George Bazeley

Personal information
- Nationality: Australian
- Born: 19 January 1984 (age 42) Echuca, Victoria
- Height: 194 cm (6 ft 4 in)

Sport
- Country: Australia
- Sport: Field Hockey
- Event: Men's
- Club: Victorian Vikings

Medal record
Men's field hockey
Representing Australia
World Cup
| Gold medal – first place | 2010 New Delhi | Team |
Champions Trophy
| Gold medal – first place | 2012 Melbourne | Team |

= George Bazeley =

Australian field hockey player

George Bazeley (born 19 January 1984, in Echuca, Victoria) is an Australian field hockey player. He plays the position of goalkeeper. Bazeley is a member of The Kookaburras, the Australia men's national field hockey team. He represents the Victorian Vikings in the Australian Hockey League domestic competition and Uttar Pradesh Wizards in the Hockey India League. He made his international debut in the Australian national team in January 2009 against the Netherlands. He won a gold medal at the 2010 FIH World Cup in Delhi, India. He won 5 consecutive gold medals at the 2009, 2010 and 2011 FIH Hockey Champions Trophy tournaments. He is a member of 2012 Summer Olympics Australian men's national squad and is trying to secure a spot on the team so he can represent Australia at the 2012 Summer Olympics.

==Personal==
Bazeley was born on 19 January 1984 in Echuca, Victoria. He graduated from University High School, Melbourne in 2001. Bazeley resides in Perth, Australia in order to spend more time with the national team. One of his hobbies is playing golf.

==Field Hockey==
Bazeley is a goalkeeper. He started playing the sport when he was five years old in Echuca, Victoria. He played junior hockey for the Essendon Hockey Club in Melbourne.

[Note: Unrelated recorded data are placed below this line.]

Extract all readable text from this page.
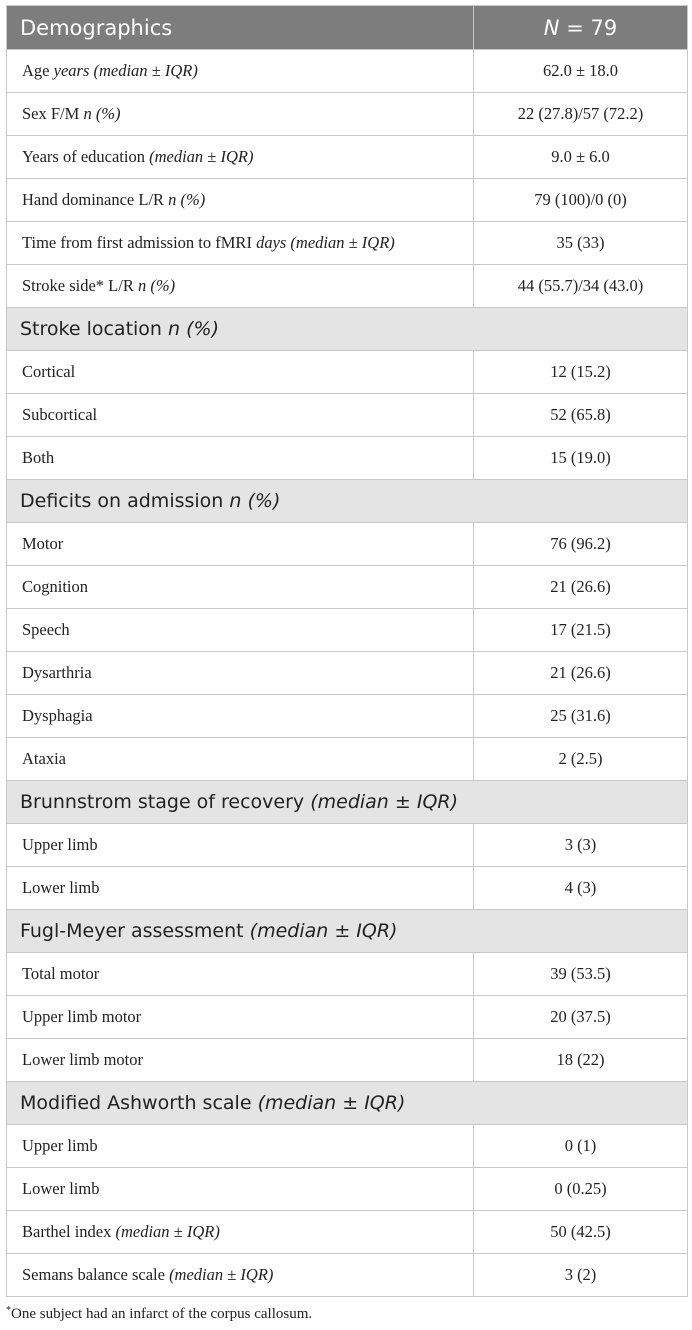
Demographics	N = 79
Age years (median ± IQR)	62.0 ± 18.0
Sex F/M n (%)	22 (27.8)/57 (72.2)
Years of education (median ± IQR)	9.0 ± 6.0
Hand dominance L/R n (%)	79 (100)/0 (0)
Time from first admission to fMRI days (median ± IQR)	35 (33)
Stroke side* L/R n (%)	44 (55.7)/34 (43.0)
Stroke location n (%)	
Cortical	12 (15.2)
Subcortical	52 (65.8)
Both	15 (19.0)
Deficits on admission n (%)	
Motor	76 (96.2)
Cognition	21 (26.6)
Speech	17 (21.5)
Dysarthria	21 (26.6)
Dysphagia	25 (31.6)
Ataxia	2 (2.5)
Brunnstrom stage of recovery (median ± IQR)	
Upper limb	3 (3)
Lower limb	4 (3)
Fugl-Meyer assessment (median ± IQR)	
Total motor	39 (53.5)
Upper limb motor	20 (37.5)
Lower limb motor	18 (22)
Modified Ashworth scale (median ± IQR)	
Upper limb	0 (1)
Lower limb	0 (0.25)
Barthel index (median ± IQR)	50 (42.5)
Semans balance scale (median ± IQR)	3 (2)
*One subject had an infarct of the corpus callosum.
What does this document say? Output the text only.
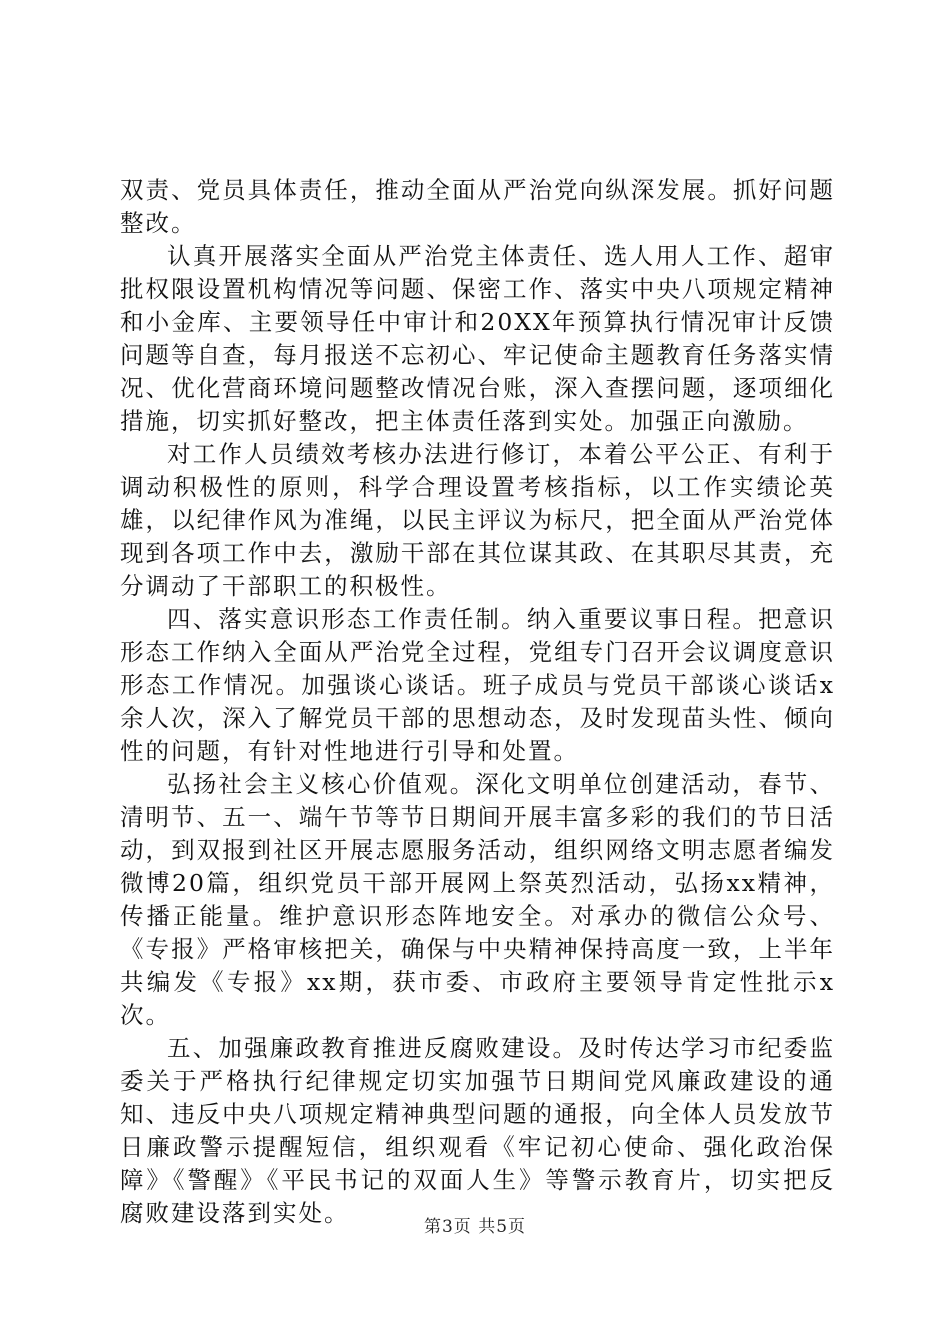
双责、党员具体责任，推动全面从严治党向纵深发展。抓好问题整改。

认真开展落实全面从严治党主体责任、选人用人工作、超审批权限设置机构情况等问题、保密工作、落实中央八项规定精神和小金库、主要领导任中审计和20XX年预算执行情况审计反馈问题等自查，每月报送不忘初心、牢记使命主题教育任务落实情况、优化营商环境问题整改情况台账，深入查摆问题，逐项细化措施，切实抓好整改，把主体责任落到实处。加强正向激励。

对工作人员绩效考核办法进行修订，本着公平公正、有利于调动积极性的原则，科学合理设置考核指标，以工作实绩论英雄，以纪律作风为准绳，以民主评议为标尺，把全面从严治党体现到各项工作中去，激励干部在其位谋其政、在其职尽其责，充分调动了干部职工的积极性。

四、落实意识形态工作责任制。纳入重要议事日程。把意识形态工作纳入全面从严治党全过程，党组专门召开会议调度意识形态工作情况。加强谈心谈话。班子成员与党员干部谈心谈话x余人次，深入了解党员干部的思想动态，及时发现苗头性、倾向性的问题，有针对性地进行引导和处置。

弘扬社会主义核心价值观。深化文明单位创建活动，春节、清明节、五一、端午节等节日期间开展丰富多彩的我们的节日活动，到双报到社区开展志愿服务活动，组织网络文明志愿者编发微博20篇，组织党员干部开展网上祭英烈活动，弘扬xx精神，传播正能量。维护意识形态阵地安全。对承办的微信公众号、《专报》严格审核把关，确保与中央精神保持高度一致，上半年共编发《专报》xx期，获市委、市政府主要领导肯定性批示x次。

五、加强廉政教育推进反腐败建设。及时传达学习市纪委监委关于严格执行纪律规定切实加强节日期间党风廉政建设的通知、违反中央八项规定精神典型问题的通报，向全体人员发放节日廉政警示提醒短信，组织观看《牢记初心使命、强化政治保障》《警醒》《平民书记的双面人生》等警示教育片，切实把反腐败建设落到实处。	第3页 共5页
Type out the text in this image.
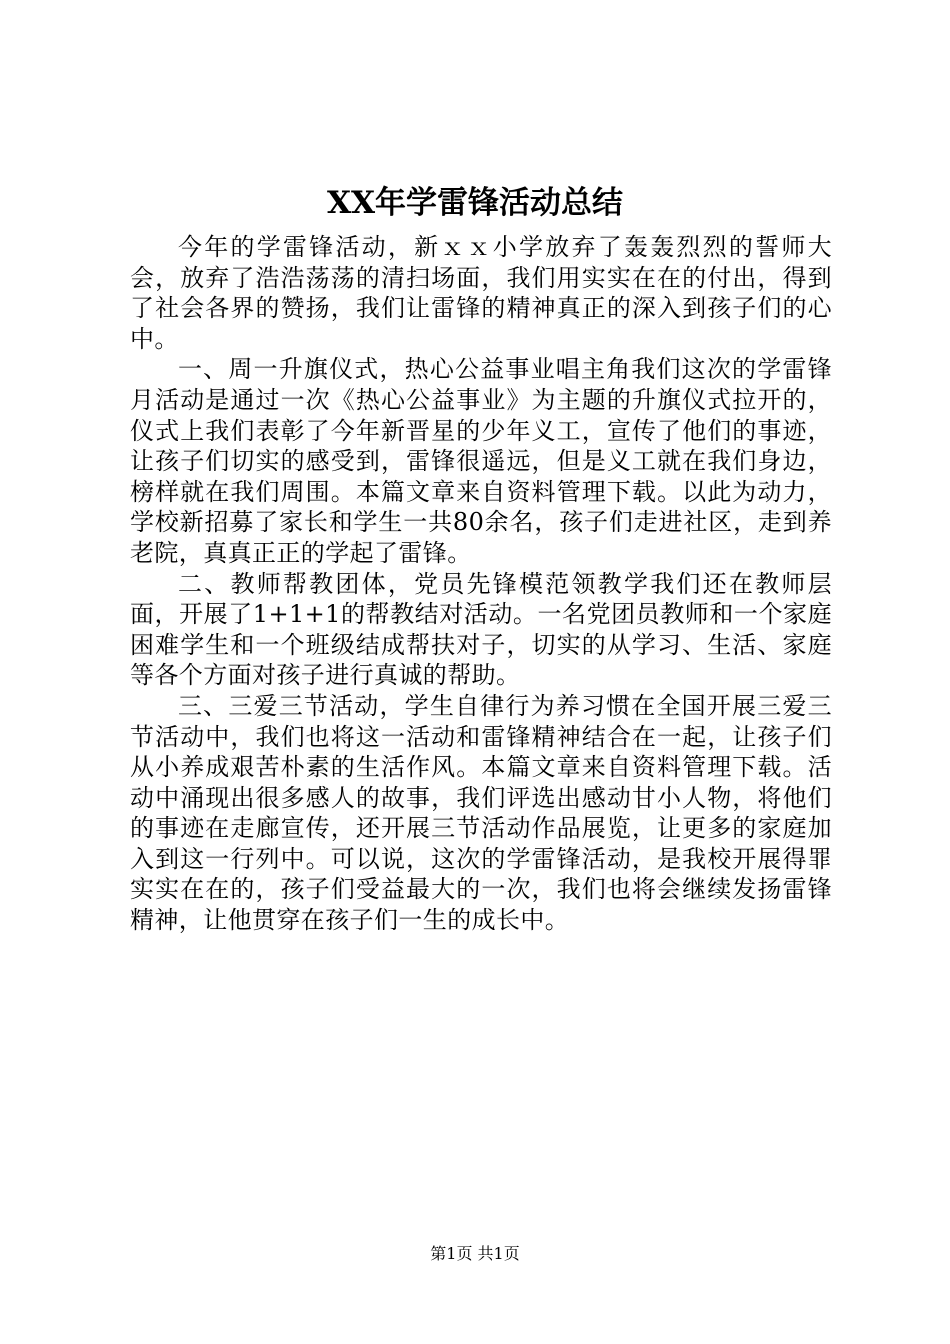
XX年学雷锋活动总结

今年的学雷锋活动，新ｘｘ小学放弃了轰轰烈烈的誓师大会，放弃了浩浩荡荡的清扫场面，我们用实实在在的付出，得到了社会各界的赞扬，我们让雷锋的精神真正的深入到孩子们的心中。

一、周一升旗仪式，热心公益事业唱主角我们这次的学雷锋月活动是通过一次《热心公益事业》为主题的升旗仪式拉开的，仪式上我们表彰了今年新晋星的少年义工，宣传了他们的事迹，让孩子们切实的感受到，雷锋很遥远，但是义工就在我们身边，榜样就在我们周围。本篇文章来自资料管理下载。以此为动力，学校新招募了家长和学生一共80余名，孩子们走进社区，走到养老院，真真正正的学起了雷锋。

二、教师帮教团体，党员先锋模范领教学我们还在教师层面，开展了1+1+1的帮教结对活动。一名党团员教师和一个家庭困难学生和一个班级结成帮扶对子，切实的从学习、生活、家庭等各个方面对孩子进行真诚的帮助。

三、三爱三节活动，学生自律行为养习惯在全国开展三爱三节活动中，我们也将这一活动和雷锋精神结合在一起，让孩子们从小养成艰苦朴素的生活作风。本篇文章来自资料管理下载。活动中涌现出很多感人的故事，我们评选出感动甘小人物，将他们的事迹在走廊宣传，还开展三节活动作品展览，让更多的家庭加入到这一行列中。可以说，这次的学雷锋活动，是我校开展得罪实实在在的，孩子们受益最大的一次，我们也将会继续发扬雷锋精神，让他贯穿在孩子们一生的成长中。

第1页 共1页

In 2009, he was recovering from a knee injury that required surgery.

===Teams===
Bazeley plays club hockey for the Hawthorn Hockey Club in Melbourne and the Victoria Park Hockey Club in Perth. He was in goal for the team in a May 2011 match in the Victorian State League 1 competition game against Altona when his side lost 2–1.
In 2010/11 he played professional hockey in the Dutch hoofdklasse competition for TMHC Tilburg.

===National team===
Bazeley gained the attention of the national team after a coaching change that brought Ric Charlesworth in.
He made his debut for The Kookaburras in January 2009. He earned a gold medal at the Men's Hockey Champions Trophy. Prior to the 2010 Commonwealth Games, the coach Ric Charlesworth made getting selection an active competition between Bazeley, Nathan Burgers and Ross Meadows. In May 2011, he was with the team in Perth where they were training. In May 2011, he played in the Azlan Shah Cup for Australia. The Cup featured teams from Pakistan, Malaysia, India, South Korea, Britain and New Zealand. In December 2011, he was named as one of twenty-eight players to be on the 2012 Summer Olympics Australian men's national training squad. This squad will be narrowed in June 2012. He trained with the team from 18 January to mid-March in Perth, Western Australia. In February during the training camp, he played in a four nations test series with the teams being the Kookaburras, Australia A Squad, the Netherlands and Argentina.